UH Business Program Offers Chance for a New Start

Program Pairs Entrepreneurs with MBA Students As They Build Their Businesses

Microfinance
Alex Colby, second from left, credits the microfinance program run by UH professor Saleha Khumawala, center, with helping him start the business he now runs with his partners Charles Martin, left, Scott Dolman and David Colby.

It worked for Alex Colby, currently the proud proprietor, along with his brother and other partners, of Houston Panini & Provisions in Garden Oaks. Now Tina Marie Merritt and Mae Moore are hoping for the same magic.

But Saleha Khumawala, Robert Grinaker Professor of Accounting at the University of Houston, says running a small business isn’t about luck or magic. She and graduate students from the C.T. Bauer College of Business teach financial literacy and the basics of entrepreneurship during a semester-long program serving pockets of the inner city.

Graduates of the Saturday morning classes are encouraged to pitch their business ideas to microfinance companies and other investors, competing for startup capital.

Many people view the loans, generally about $5,000, as the prize. But Khumawala said the true prize is the knowledge that comes from learning how to run a business.

“Money is paper at the end of the day,” she said. “This is a loan. You have to pay it back. Education is the key to empowerment.”

Khumawala founded SURE™, or Stimulating Urban Renewal through Entrepreneurship, to teach the fundamentals of business and entrepreneurship to  community members with an idea for a business and a desire to succeed but no  formal business training.

She said the need in Houston is huge, and a local-only emphasis allows UH students to not only work with local nonprofits and microfinance organizations but to broaden students’ experiences.

The program is so popular it is filled through fall 2015. Graduate business students help the aspiring entrepreneurs write business and marketing plans, but they also learn about real-world business challenges, Khumawala said, developing both empathy and leadership skills.
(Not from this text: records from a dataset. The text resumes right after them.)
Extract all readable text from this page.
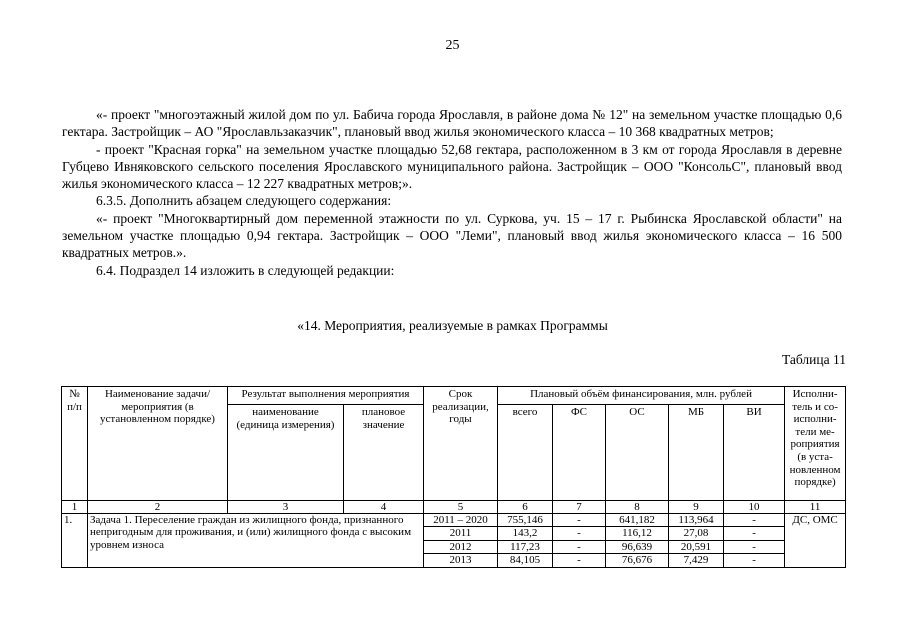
25

«- проект "многоэтажный жилой дом по ул. Бабича города Ярославля, в районе дома № 12" на земельном участке площадью 0,6 гектара. Застройщик – АО "Ярославльзаказчик", плановый ввод жилья экономического класса – 10 368 квадратных метров;

- проект "Красная горка" на земельном участке площадью 52,68 гектара, расположенном в 3 км от города Ярославля в деревне Губцево Ивняковского сельского поселения Ярославского муниципального района. Застройщик – ООО "КонсольС", плановый ввод жилья экономического класса – 12 227 квадратных метров;».

6.3.5. Дополнить абзацем следующего содержания:

«- проект "Многоквартирный дом переменной этажности по ул. Суркова, уч. 15 – 17 г. Рыбинска Ярославской области" на земельном участке площадью 0,94 гектара. Застройщик – ООО "Леми", плановый ввод жилья экономического класса – 16 500 квадратных метров.».

6.4. Подраздел 14 изложить в следующей редакции:

«14. Мероприятия, реализуемые в рамках Программы
Таблица 11
№ п/п	Наименование задачи/мероприятия (в установленном порядке)	Результат выполнения мероприятия		Срок реализации, годы	Плановый объём финансирования, млн. рублей					Исполни-тель и со-исполни-тели ме-роприятия (в уста-новленном порядке)
		наименование (единица измерения)	плановое значение		всего	ФС	ОС	МБ	ВИ	
1	2	3	4	5	6	7	8	9	10	11
1.	Задача 1. Переселение граждан из жилищного фонда, признанного непригодным для проживания, и (или) жилищного фонда с высоким уровнем износа			2011 – 2020	755,146	-	641,182	113,964	-	ДС, ОМС
				2011	143,2	-	116,12	27,08	-	
				2012	117,23	-	96,639	20,591	-	
				2013	84,105	-	76,676	7,429	-	
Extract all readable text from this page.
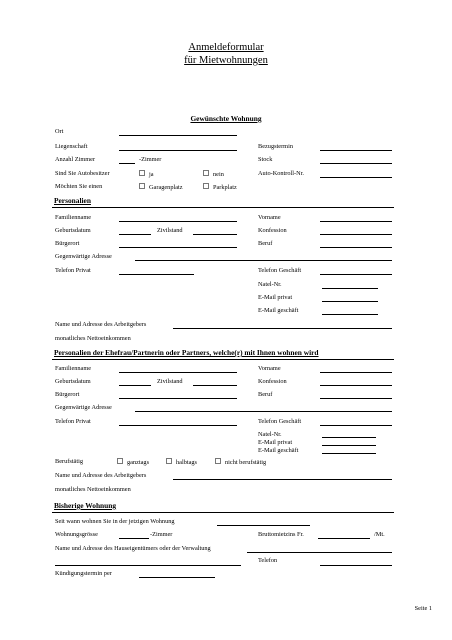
Anmeldeformular
für Mietwohnungen
Gewünschte Wohnung
Ort
Liegenschaft	Bezugstermin
Anzahl Zimmer	-Zimmer	Stock
Sind Sie Autobesitzer	ja	nein	Auto-Kontroll-Nr.
Möchten Sie einen	Garagenplatz	Parkplatz
Personalien
Familienname	Vorname
Geburtsdatum	Zivilstand	Konfession
Bürgerort	Beruf
Gegenwärtige Adresse
Telefon Privat	Telefon Geschäft
Natel-Nr.
E-Mail privat
E-Mail geschäft
Name und Adresse des Arbeitgebers
monatliches Nettoeinkommen
Personalien der Ehefrau/Partnerin oder Partners, welche(r) mit Ihnen wohnen wird
Familienname	Vorname
Geburtsdatum	Zivilstand	Konfession
Bürgerort	Beruf
Gegenwärtige Adresse
Telefon Privat	Telefon Geschäft
Natel-Nr.
E-Mail privat
E-Mail geschäft
Berufstätig	ganztags	halbtags	nicht berufstätig
Name und Adresse des Arbeitgebers
monatliches Nettoeinkommen
Bisherige Wohnung
Seit wann wohnen Sie in der jetzigen Wohnung
Wohnungsgrösse	-Zimmer	Bruttomietzins Fr.	/Mt.
Name und Adresse des Hauseigentümers oder der Verwaltung
Telefon
Kündigungstermin per
Seite 1
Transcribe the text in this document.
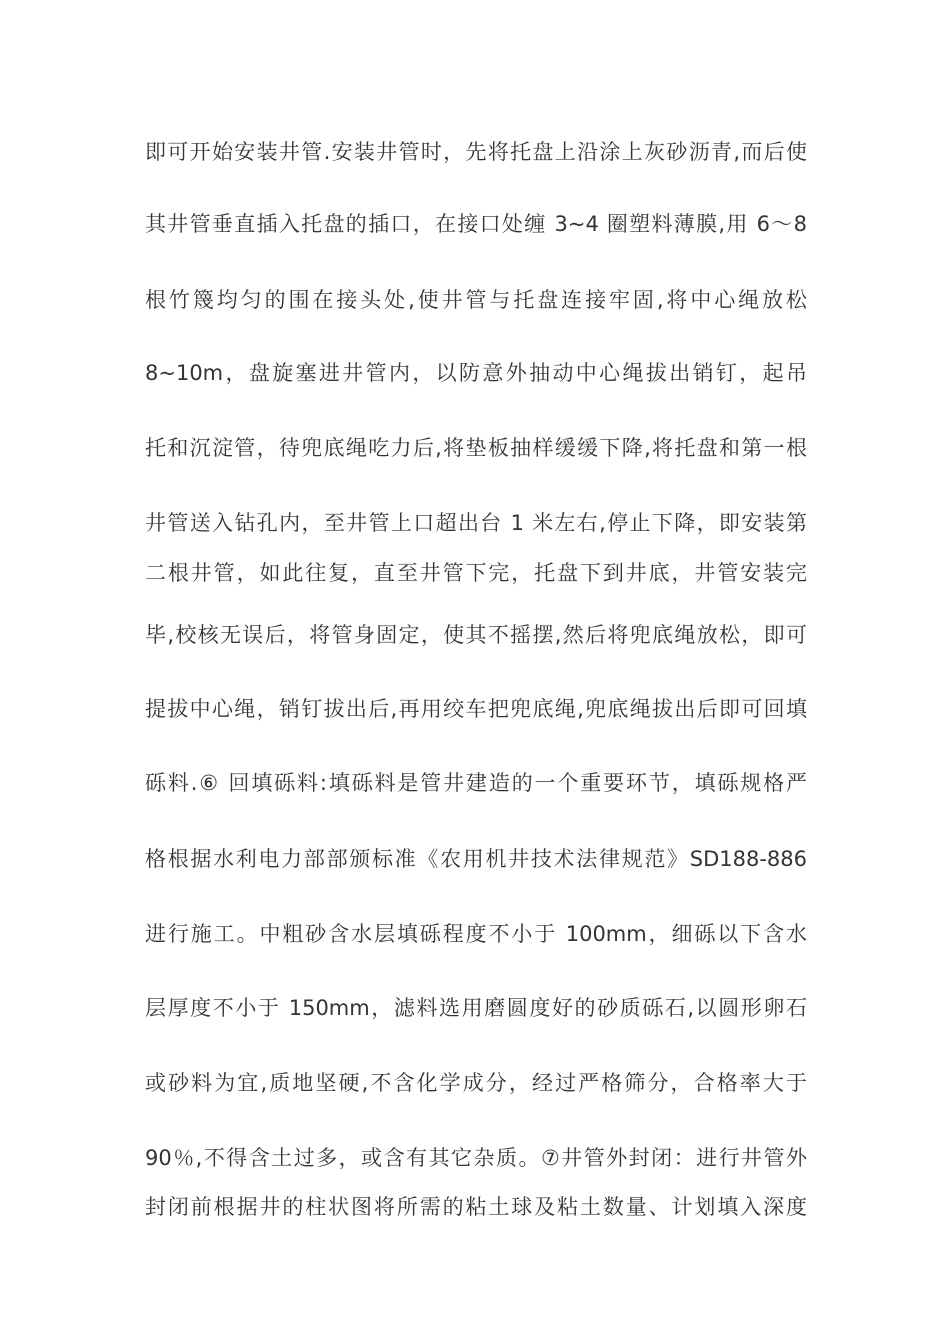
即可开始安装井管.安装井管时，先将托盘上沿涂上灰砂沥青,而后使
其井管垂直插入托盘的插口，在接口处缠 3~4 圈塑料薄膜,用 6～8
根竹篾均匀的围在接头处,使井管与托盘连接牢固,将中心绳放松
8~10m，盘旋塞进井管内，以防意外抽动中心绳拔出销钉，起吊
托和沉淀管，待兜底绳吃力后,将垫板抽样缓缓下降,将托盘和第一根
井管送入钻孔内，至井管上口超出台 1 米左右,停止下降，即安装第
二根井管，如此往复，直至井管下完，托盘下到井底，井管安装完
毕,校核无误后，将管身固定，使其不摇摆,然后将兜底绳放松，即可
提拔中心绳，销钉拔出后,再用绞车把兜底绳,兜底绳拔出后即可回填
砾料.⑥ 回填砾料:填砾料是管井建造的一个重要环节，填砾规格严
格根据水利电力部部颁标准《农用机井技术法律规范》SD188-886
进行施工。中粗砂含水层填砾程度不小于 100mm，细砾以下含水
层厚度不小于 150mm，滤料选用磨圆度好的砂质砾石,以圆形卵石
或砂料为宜,质地坚硬,不含化学成分，经过严格筛分，合格率大于
90％,不得含土过多，或含有其它杂质。⑦井管外封闭：进行井管外
封闭前根据井的柱状图将所需的粘土球及粘土数量、计划填入深度
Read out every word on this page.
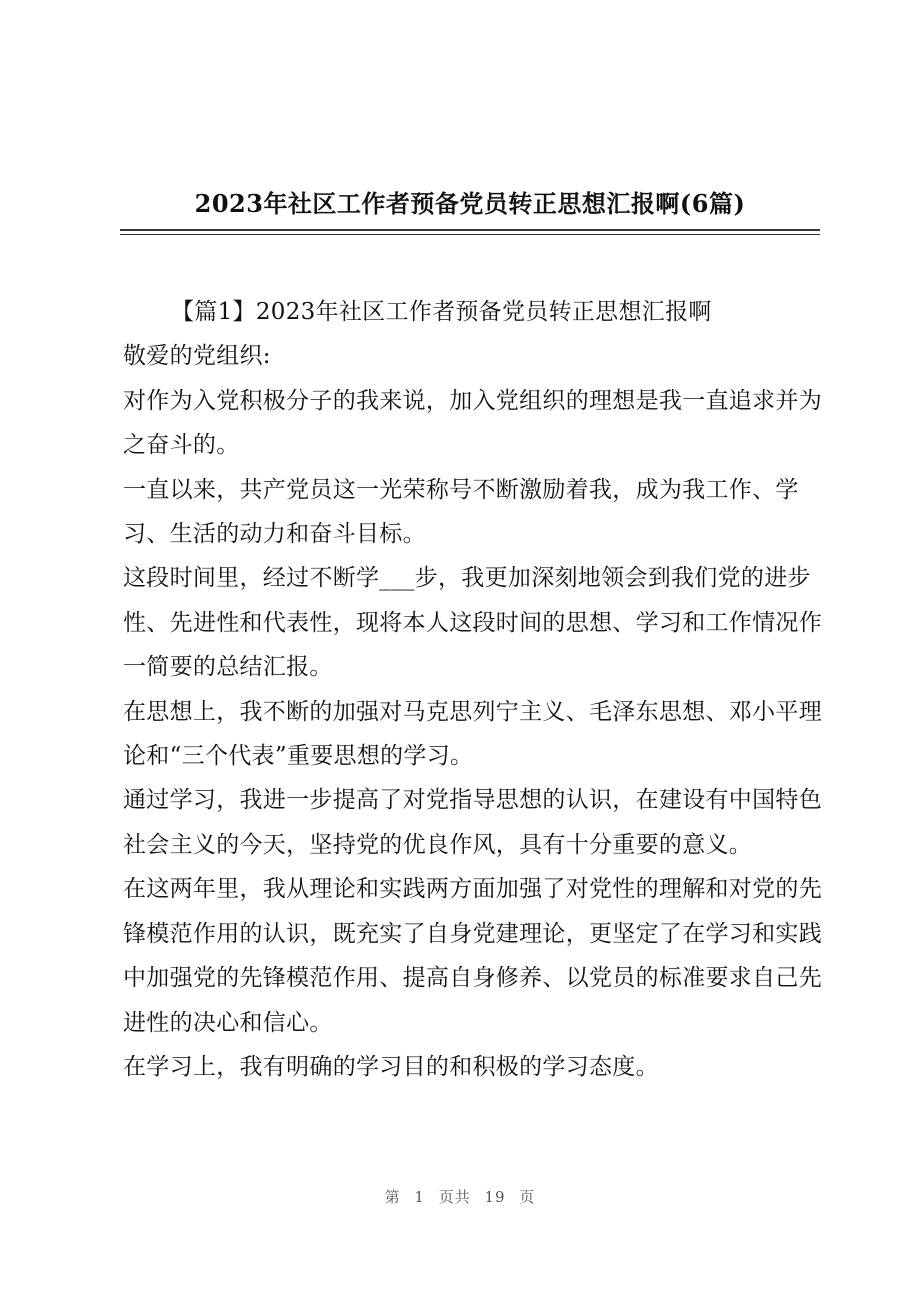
2023年社区工作者预备党员转正思想汇报啊(6篇)

【篇1】2023年社区工作者预备党员转正思想汇报啊

敬爱的党组织:

对作为入党积极分子的我来说，加入党组织的理想是我一直追求并为之奋斗的。

一直以来，共产党员这一光荣称号不断激励着我，成为我工作、学习、生活的动力和奋斗目标。

这段时间里，经过不断学___步，我更加深刻地领会到我们党的进步性、先进性和代表性，现将本人这段时间的思想、学习和工作情况作一简要的总结汇报。

在思想上，我不断的加强对马克思列宁主义、毛泽东思想、邓小平理论和“三个代表”重要思想的学习。

通过学习，我进一步提高了对党指导思想的认识，在建设有中国特色社会主义的今天，坚持党的优良作风，具有十分重要的意义。

在这两年里，我从理论和实践两方面加强了对党性的理解和对党的先锋模范作用的认识，既充实了自身党建理论，更坚定了在学习和实践中加强党的先锋模范作用、提高自身修养、以党员的标准要求自己先进性的决心和信心。

在学习上，我有明确的学习目的和积极的学习态度。

第 1 页共 19 页
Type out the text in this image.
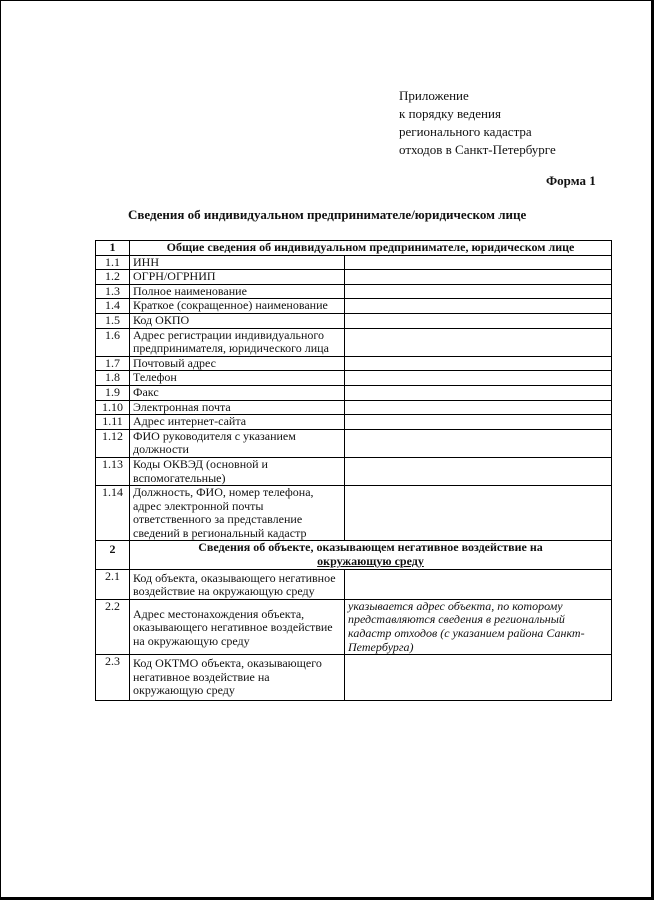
Приложение
к порядку ведения
регионального кадастра
отходов в Санкт-Петербурге
Форма 1
Сведения об индивидуальном предпринимателе/юридическом лице
1	Общие сведения об индивидуальном предпринимателе, юридическом лице	
1.1	ИНН	
1.2	ОГРН/ОГРНИП	
1.3	Полное наименование	
1.4	Краткое (сокращенное) наименование	
1.5	Код ОКПО	
1.6	Адрес регистрации индивидуального предпринимателя, юридического лица	
1.7	Почтовый адрес	
1.8	Телефон	
1.9	Факс	
1.10	Электронная почта	
1.11	Адрес интернет-сайта	
1.12	ФИО руководителя с указанием должности	
1.13	Коды ОКВЭД (основной и вспомогательные)	
1.14	Должность, ФИО, номер телефона, адрес электронной почты ответственного за представление сведений в региональный кадастр	
2	Сведения об объекте, оказывающем негативное воздействие на
окружающую среду	

2.1	Код объекта, оказывающего негативное воздействие на окружающую среду	
2.2	Адрес местонахождения объекта, оказывающего негативное воздействие на окружающую среду	указывается адрес объекта, по которому представляются сведения в региональный кадастр отходов (с указанием района Санкт-Петербурга)
2.3	Код ОКТМО объекта, оказывающего негативное воздействие на окружающую среду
Finding volunteers is easy. Tamara Pinkerton, studying for her master’s degree in accounting, heard about the program at a grad student mixer; it matched many of her interests: volunteerism, finance, entrepreneurship. She is working with several future entrepreneurs in this semester’s Saturday class at Ripley House in the East End, while other graduate students do everything from teaching to translating for Spanish-speaking entrepreneurs.

Most of the would-be entrepreneurs – there are between 40 and 50 every semester – arrive with an idea for a business, ranging from lawn services to nonprofit organizations. Merritt and Moore signed up on the recommendation of Donald Moore – Merritt’s father and Moore’s husband – who completed an earlier program before starting an advertising and marketing agency.   

They plan to start a payroll outsourcing and employment agency.

“We wanted insight and ideas to jumpstart our own business,” Merrit said.

Colby entered the program last fall with an idea – selling his grandfather’s lemon-flavored popcorn – but no business background. Back in his hometown of Houston after working on oil rigs in the Permian Basin, he had decided to try his hand as an entrepreneur when he saw a flier for the class at Neighborhood Centers, a social service program that has worked with Khumawala and UH to promote the microfinance program.

He completed the program and made his pitch to investors in late 2013, coming away with a loan from Kiva Zip, endorsed by Bayou Microfund, a Kiva Zip trustee to provide crowd-funded, zero percent interest loans of up to $5,000.

Colby and his partners all grew up in the neighborhood, and he said they used the loan to start Houston Panini & Provisions eight months ago.

“I knew nothing about business” before starting the program, he said. “The knowledge I gained, the people I met, I can’t put a price on it. It gave me the confidence to accept a big loan. It gave me the confidence to take a risk.”